The Meaning of the Concept in This Book
Islam is not presented in this book as a fixed identity or a single block, but as a historical and cultural space made up of multiple currents and interpretations. It is the field in which humanism, education, pluralism, and historical criticism are tested, and so it is understood as a structure open to rereading rather than as a closed truth.
Its Place in the Book’s Argument
The concept is tied to the book’s argument, which holds that understanding Islam requires reconstructing the Islamic context itself, rather than merely relying on celebratory discourses or on reductive views that distort it from within and without. From here emerges its link to the questions of traditional imams, the priority of religious sciences, the rupture with ijtihad, the tension between reason and sharia, and then the need to connect Islam with reason, freedom, and history.

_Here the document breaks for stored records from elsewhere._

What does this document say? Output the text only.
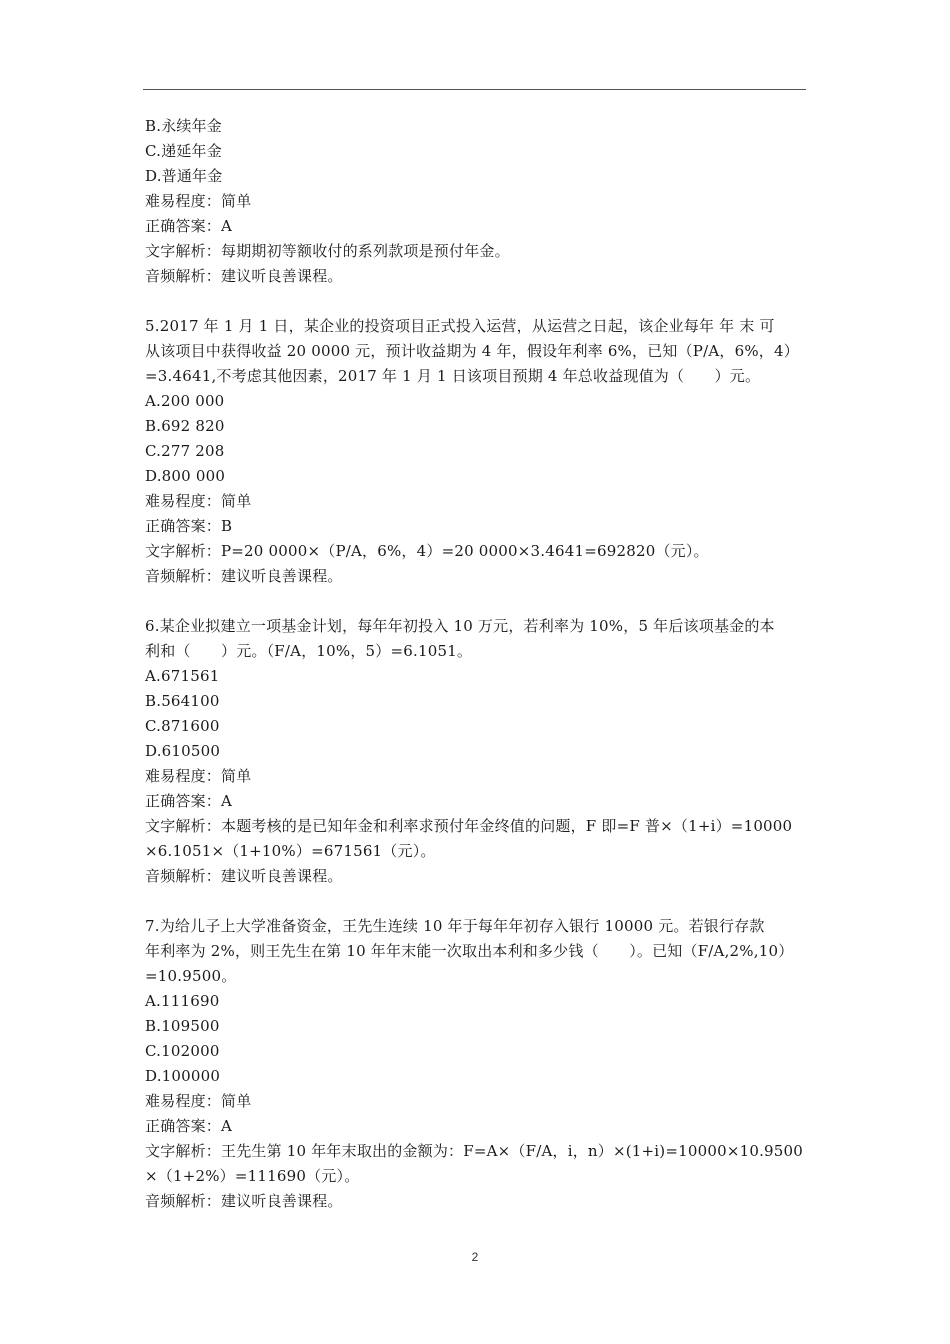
B.永续年金
C.递延年金
D.普通年金
难易程度：简单
正确答案：A
文字解析：每期期初等额收付的系列款项是预付年金。
音频解析：建议听良善课程。
5.2017 年 1 月 1 日，某企业的投资项目正式投入运营，从运营之日起，该企业每年 年 末 可
从该项目中获得收益 20 0000 元，预计收益期为 4 年，假设年利率 6%，已知（P/A，6%，4）
=3.4641,不考虑其他因素，2017 年 1 月 1 日该项目预期 4 年总收益现值为（　　）元。
A.200 000
B.692 820
C.277 208
D.800 000
难易程度：简单
正确答案：B
文字解析：P=20 0000×（P/A，6%，4）=20 0000×3.4641=692820（元）。
音频解析：建议听良善课程。
6.某企业拟建立一项基金计划，每年年初投入 10 万元，若利率为 10%，5 年后该项基金的本
利和（　　）元。（F/A，10%，5）=6.1051。
A.671561
B.564100
C.871600
D.610500
难易程度：简单
正确答案：A
文字解析：本题考核的是已知年金和利率求预付年金终值的问题，F 即=F 普×（1+i）=10000
×6.1051×（1+10%）=671561（元）。
音频解析：建议听良善课程。
7.为给儿子上大学准备资金，王先生连续 10 年于每年年初存入银行 10000 元。若银行存款
年利率为 2%，则王先生在第 10 年年末能一次取出本利和多少钱（　　）。已知（F/A,2%,10）
=10.9500。
A.111690
B.109500
C.102000
D.100000
难易程度：简单
正确答案：A
文字解析：王先生第 10 年年末取出的金额为：F=A×（F/A，i，n）×(1+i)=10000×10.9500
×（1+2%）=111690（元）。
音频解析：建议听良善课程。
2
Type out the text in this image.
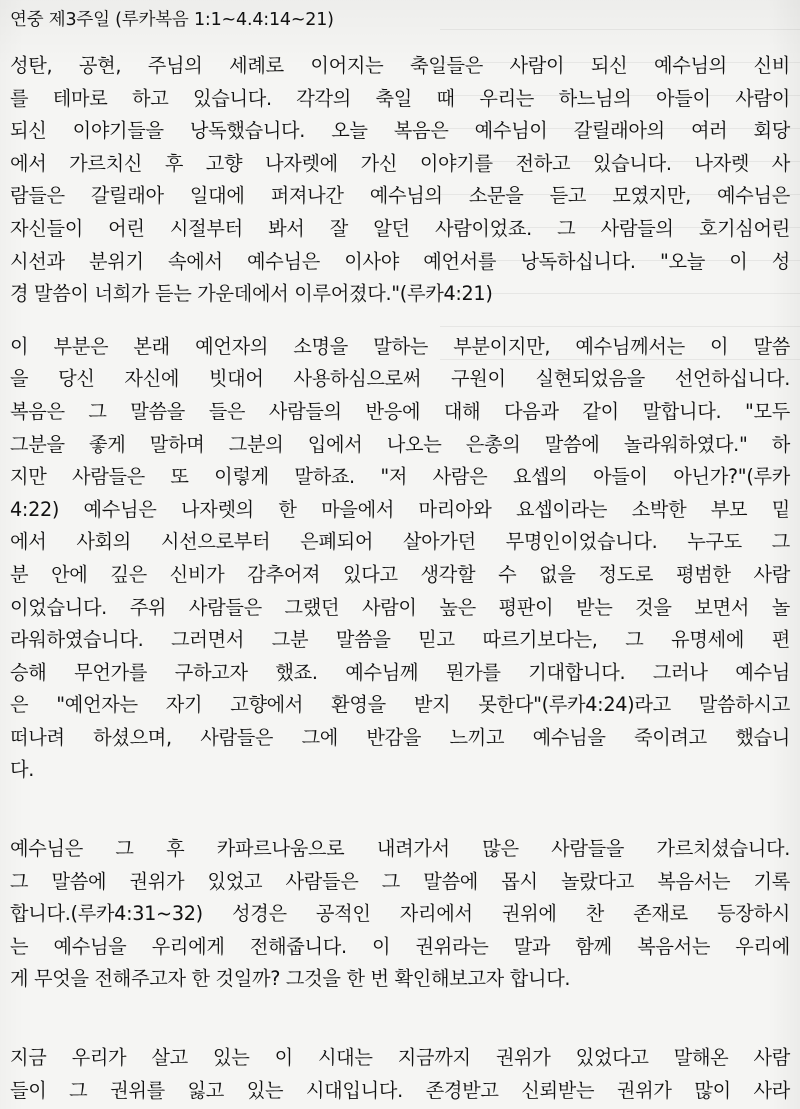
연중 제3주일 (루카복음 1:1~4.4:14~21)
성탄, 공현, 주님의 세례로 이어지는 축일들은 사람이 되신 예수님의 신비
를 테마로 하고 있습니다. 각각의 축일 때 우리는 하느님의 아들이 사람이
되신 이야기들을 낭독했습니다. 오늘 복음은 예수님이 갈릴래아의 여러 회당
에서 가르치신 후 고향 나자렛에 가신 이야기를 전하고 있습니다. 나자렛 사
람들은 갈릴래아 일대에 퍼져나간 예수님의 소문을 듣고 모였지만, 예수님은
자신들이 어린 시절부터 봐서 잘 알던 사람이었죠. 그 사람들의 호기심어린
시선과 분위기 속에서 예수님은 이사야 예언서를 낭독하십니다. "오늘 이 성
경 말씀이 너희가 듣는 가운데에서 이루어졌다."(루카4:21)
이 부분은 본래 예언자의 소명을 말하는 부분이지만, 예수님께서는 이 말씀
을 당신 자신에 빗대어 사용하심으로써 구원이 실현되었음을 선언하십니다.
복음은 그 말씀을 들은 사람들의 반응에 대해 다음과 같이 말합니다. "모두
그분을 좋게 말하며 그분의 입에서 나오는 은총의 말씀에 놀라워하였다." 하
지만 사람들은 또 이렇게 말하죠. "저 사람은 요셉의 아들이 아닌가?"(루카
4:22) 예수님은 나자렛의 한 마을에서 마리아와 요셉이라는 소박한 부모 밑
에서 사회의 시선으로부터 은폐되어 살아가던 무명인이었습니다. 누구도 그
분 안에 깊은 신비가 감추어져 있다고 생각할 수 없을 정도로 평범한 사람
이었습니다. 주위 사람들은 그랬던 사람이 높은 평판이 받는 것을 보면서 놀
라워하였습니다. 그러면서 그분 말씀을 믿고 따르기보다는, 그 유명세에 편
승해 무언가를 구하고자 했죠. 예수님께 뭔가를 기대합니다. 그러나 예수님
은 "예언자는 자기 고향에서 환영을 받지 못한다"(루카4:24)라고 말씀하시고
떠나려 하셨으며, 사람들은 그에 반감을 느끼고 예수님을 죽이려고 했습니
다.
예수님은 그 후 카파르나움으로 내려가서 많은 사람들을 가르치셨습니다.
그 말씀에 권위가 있었고 사람들은 그 말씀에 몹시 놀랐다고 복음서는 기록
합니다.(루카4:31~32) 성경은 공적인 자리에서 권위에 찬 존재로 등장하시
는 예수님을 우리에게 전해줍니다. 이 권위라는 말과 함께 복음서는 우리에
게 무엇을 전해주고자 한 것일까? 그것을 한 번 확인해보고자 합니다.
지금 우리가 살고 있는 이 시대는 지금까지 권위가 있었다고 말해온 사람
들이 그 권위를 잃고 있는 시대입니다. 존경받고 신뢰받는 권위가 많이 사라
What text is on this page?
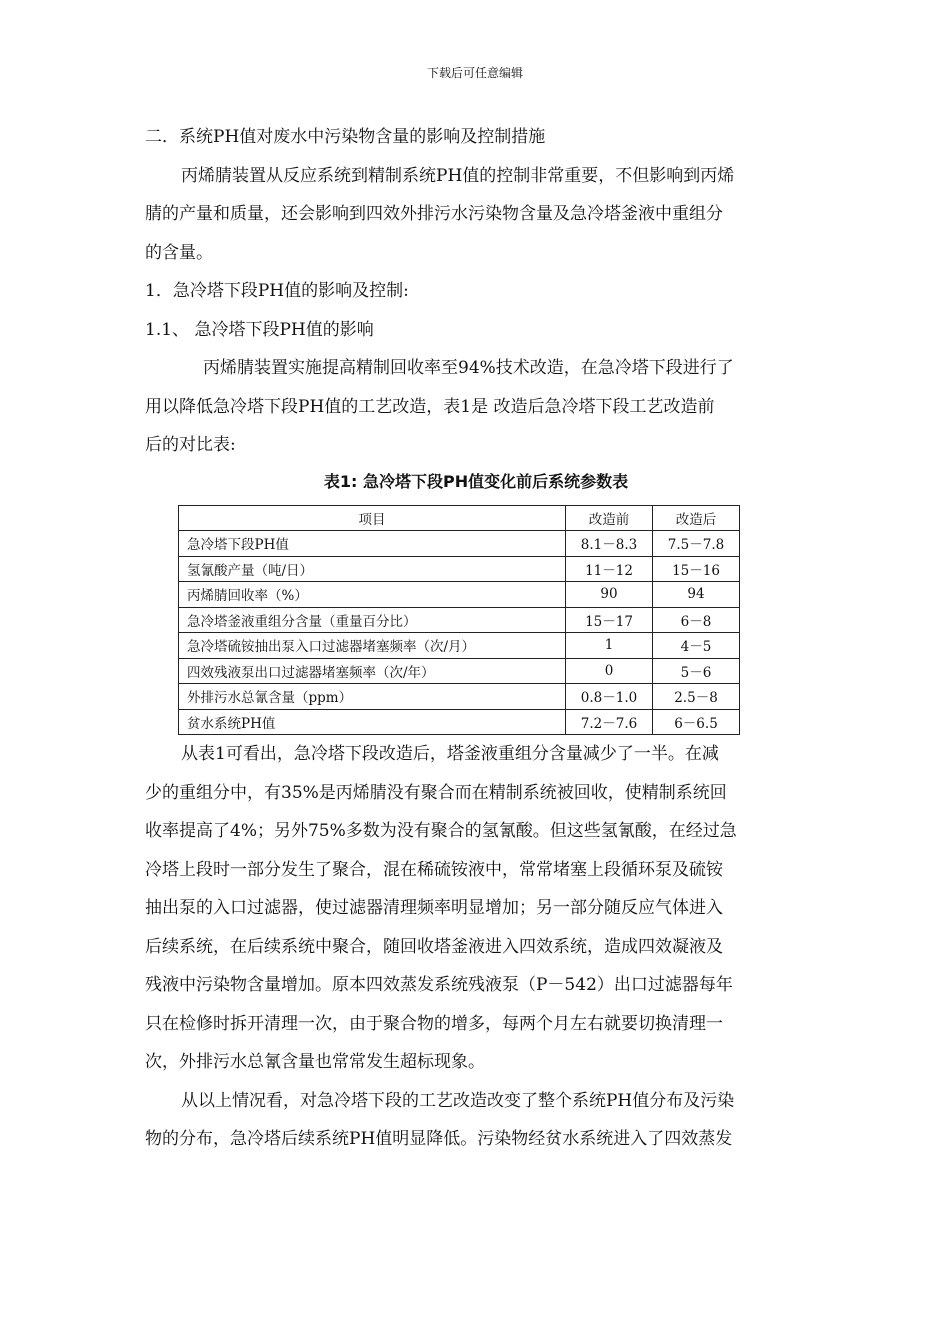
下载后可任意编辑

二．系统PH值对废水中污染物含量的影响及控制措施

丙烯腈装置从反应系统到精制系统PH值的控制非常重要，不但影响到丙烯

腈的产量和质量，还会影响到四效外排污水污染物含量及急冷塔釜液中重组分

的含量。

1．急冷塔下段PH值的影响及控制:

1.1、 急冷塔下段PH值的影响

丙烯腈装置实施提高精制回收率至94%技术改造，在急冷塔下段进行了

用以降低急冷塔下段PH值的工艺改造，表1是 改造后急冷塔下段工艺改造前

后的对比表:

表1: 急冷塔下段PH值变化前后系统参数表
项目	改造前	改造后
急冷塔下段PH值	8.1－8.3	7.5－7.8
氢氰酸产量（吨/日）	11－12	15－16
丙烯腈回收率（%）	90	94
急冷塔釜液重组分含量（重量百分比）	15－17	6－8
急冷塔硫铵抽出泵入口过滤器堵塞频率（次/月）	1	4－5
四效残液泵出口过滤器堵塞频率（次/年）	0	5－6
外排污水总氰含量（ppm）	0.8－1.0	2.5－8
贫水系统PH值	7.2－7.6	6－6.5

从表1可看出，急冷塔下段改造后，塔釜液重组分含量减少了一半。在减

少的重组分中，有35%是丙烯腈没有聚合而在精制系统被回收，使精制系统回

收率提高了4%；另外75%多数为没有聚合的氢氰酸。但这些氢氰酸，在经过急

冷塔上段时一部分发生了聚合，混在稀硫铵液中，常常堵塞上段循环泵及硫铵

抽出泵的入口过滤器，使过滤器清理频率明显增加；另一部分随反应气体进入

后续系统，在后续系统中聚合，随回收塔釜液进入四效系统，造成四效凝液及

残液中污染物含量增加。原本四效蒸发系统残液泵（P－542）出口过滤器每年

只在检修时拆开清理一次，由于聚合物的增多，每两个月左右就要切换清理一

次，外排污水总氰含量也常常发生超标现象。

从以上情况看，对急冷塔下段的工艺改造改变了整个系统PH值分布及污染

物的分布，急冷塔后续系统PH值明显降低。污染物经贫水系统进入了四效蒸发
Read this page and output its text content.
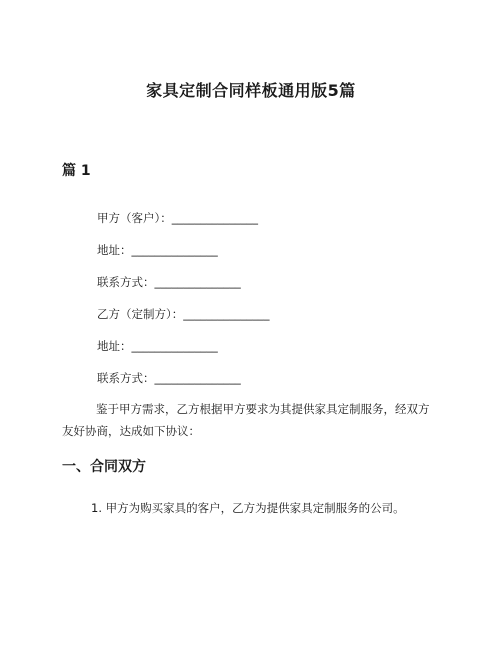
家具定制合同样板通用版5篇
篇 1
甲方（客户）：_______________
地址：_______________
联系方式：_______________
乙方（定制方）：_______________
地址：_______________
联系方式：_______________
鉴于甲方需求，乙方根据甲方要求为其提供家具定制服务，经双方友好协商，达成如下协议：
一、合同双方
1. 甲方为购买家具的客户，乙方为提供家具定制服务的公司。
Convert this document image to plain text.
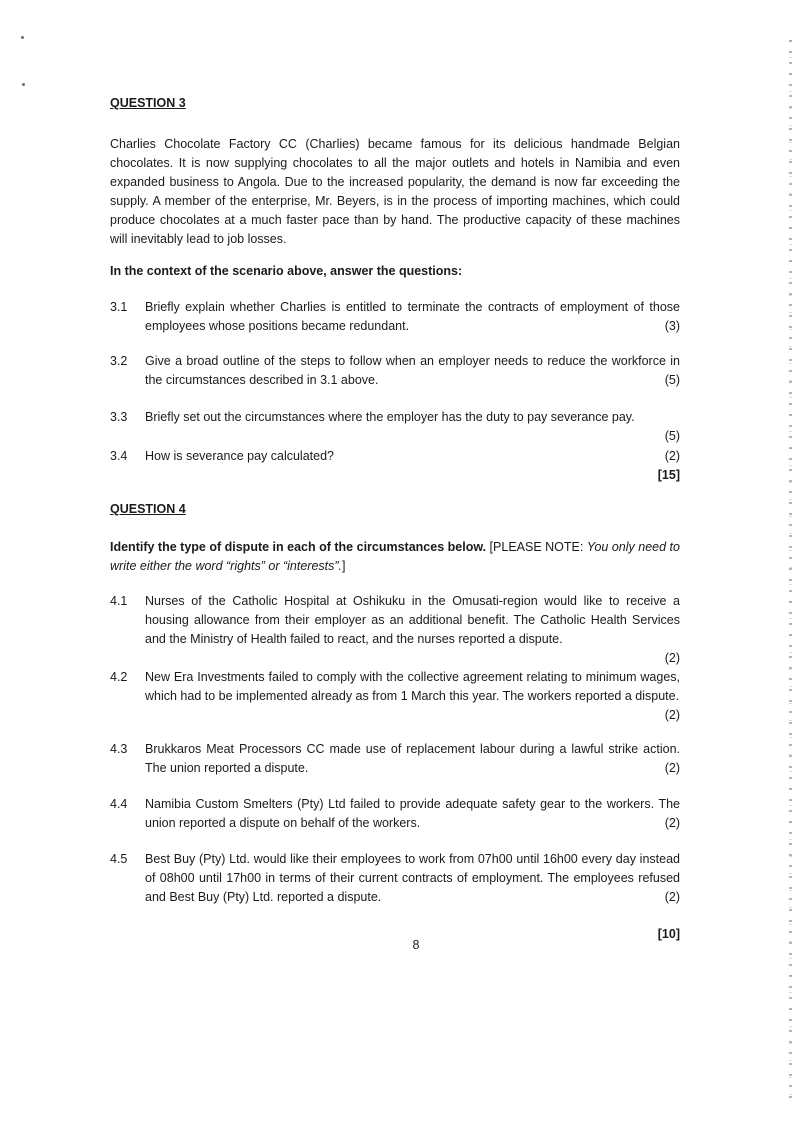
QUESTION 3

Charlies Chocolate Factory CC (Charlies) became famous for its delicious handmade Belgian chocolates. It is now supplying chocolates to all the major outlets and hotels in Namibia and even expanded business to Angola. Due to the increased popularity, the demand is now far exceeding the supply. A member of the enterprise, Mr. Beyers, is in the process of importing machines, which could produce chocolates at a much faster pace than by hand. The productive capacity of these machines will inevitably lead to job losses.

In the context of the scenario above, answer the questions:

3.1	Briefly explain whether Charlies is entitled to terminate the contracts of employment of those employees whose positions became redundant.	(3)
3.2	Give a broad outline of the steps to follow when an employer needs to reduce the workforce in the circumstances described in 3.1 above.	(5)
3.3	Briefly set out the circumstances where the employer has the duty to pay severance pay.
(5)
3.4	How is severance pay calculated?	(2)

[15]

QUESTION 4

Identify the type of dispute in each of the circumstances below. [PLEASE NOTE: You only need to write either the word “rights” or “interests”.]

4.1	Nurses of the Catholic Hospital at Oshikuku in the Omusati-region would like to receive a housing allowance from their employer as an additional benefit. The Catholic Health Services and the Ministry of Health failed to react, and the nurses reported a dispute.
(2)
4.2	New Era Investments failed to comply with the collective agreement relating to minimum wages, which had to be implemented already as from 1 March this year. The workers reported a dispute.
(2)
4.3	Brukkaros Meat Processors CC made use of replacement labour during a lawful strike action. The union reported a dispute.	(2)
4.4	Namibia Custom Smelters (Pty) Ltd failed to provide adequate safety gear to the workers. The union reported a dispute on behalf of the workers.	(2)
4.5	Best Buy (Pty) Ltd. would like their employees to work from 07h00 until 16h00 every day instead of 08h00 until 17h00 in terms of their current contracts of employment. The employees refused and Best Buy (Pty) Ltd. reported a dispute.	(2)

[10]

8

How It Works Within the Atlas
Here Islam functions as a focal point that brings together criticism of tradition and criticism of modernity at the same time. It allows one to trace themes such as Arabic humanism, modernity that arrived in a distorted form, freedom as a condition for contemporary societies, and the flourishing of Arabic humanism and then its decline with the closure of ijtihad. It also opens onto internal comparisons between language, logic, and lexicon, between the Greco-Semitic space, and between modern history and the open state, in order to show that Islam is read within a network of historical concepts, not outside it.